ABC di COSTA. LE BICI DEL JOVA, I TIFOSI DI MORI

L'ABC DI COSTA | 17/05/2018 | 16:32
di Angelo Costa   -


J come Jovanotti. Nel senso di Lorenzo Cherubini, cantante popolarissimo. E’ anche ciclista: non di quelli che dicono di esserlo, ma lo sono davvero, sia quando ‘Piove’, che quando spunta ‘Un raggio di sole’. Non è uno che frequenta rotte ordinarie, visto che ha risalito il Sud America dalla Terra del Fuoco e, di recente, ha girato da solo la Nuova Zelanda: a casa, quando dice di andare a fare un giro, temono di sentirgli dire ‘ti porto via con me’. Amante del ciclismo, amico di ciclisti, prima del Giro ha scritto un post sui social salutando la corsa rosa: nei suoi gusti sportivi, il ciclismo è ‘l’ombelico del mondo’ e questo evento ‘il più grande spettacolo dopo il big bang’. E’ una passione vecchia, che ha fin da bambino: ancora oggi, nel primo pomeriggio, davanti alla tv ripete ‘ciao mamma, guarda come mi diverto’. Non è un atleta come gli altri: è l’unico che riesce a seguire il Giro effettuando un tour, fin qui di 47 tappe.
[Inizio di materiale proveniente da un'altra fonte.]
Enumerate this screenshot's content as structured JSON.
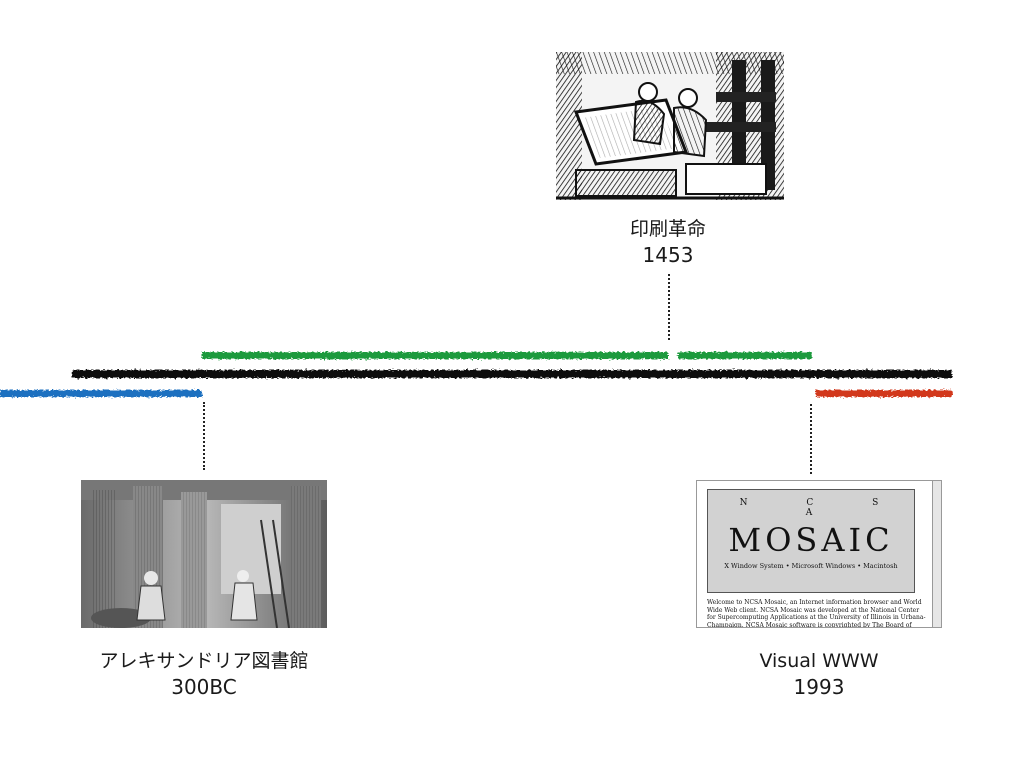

E’ anche un intenditore: tifoso di Nibali (‘Mi fido di te’), è curioso di scoprire chi vincerà questa edizione (‘Io ti cercherò’), per quanto abbia già capito che, oltre alle tappe, sarà importante digerire i lunghi trasferimenti (‘Gente della notte’).  Per questa sua passione, la sera scorsa a Verona ha ricevuto dalla Castelli la maglia di Zagor, il suo fumetto preferito, che ha già promesso di utilizzare, magari su una salita: fra i vari Uomo Ragno, Hulk e Diavoli che inseguono i ciclisti, è il posto giusto.
 
M come Mori. Nel senso di Manuele, ciclista della Uae. Figlio d’arte, perché papà Primo è stato professionista, fratello d’arte, perché il fratello maggiore Massimiliano è stato professionista: al momento non risultano madri, sorelli, nipoti, cugini o altri parenti d’arte. A 37 anni, con un’onorevole carriera da aiutante alle spalle, vanta una vittoria soltanto, a Utsonomija, in Giappone, nel 2007: se la ricorda ancora non perché è l’unica, ma perché da quel giorno gli è caduto un mondo intero addosso. A lui, infatti, il popolo del Sol Levante ha dedicato un club, con tantissimi iscritti che lo raggiungono ovunque: ovunque corra è come entrare in una chiesa italiana, perché almeno un paio di giapponesi li trovi sempre. Lo seguono anche quando non corre: un infortunio lo ha fermato alla vigilia della Tirreno-Adriatico, ma i suoi tifosi sono arrivati lo stesso perché non c’è stato il tempo di  avvertirli. Ormai il suo è un rapporto consolidato, figlio della storia: i Mori sono un’antica stirpe di samurai, a differenza dei Morimoto che, pur essendo il Giappone la sede della Yamaha, hanno preferito il calcio. Nessuna parentela nemmeno con i Kanemori, considerati una dinastia domestica. Al suo ennesimo Giro d’Italia, Mori è scortato da un paio di signore giapponesi che tutti i giorni lo salutano al pullman in partenza, lo salutano al pullman all’arrivo e naturalmente lo fotografano, sia alla partenza che all’arrivo. Tanto che al via da Osimo, un tifoso ha urlato ‘Manuele, hai un Paese che ti segue’: sentendolo, un corridore di un altro team ha replicato ‘Sai la novità, anche il mio paese mi segue'.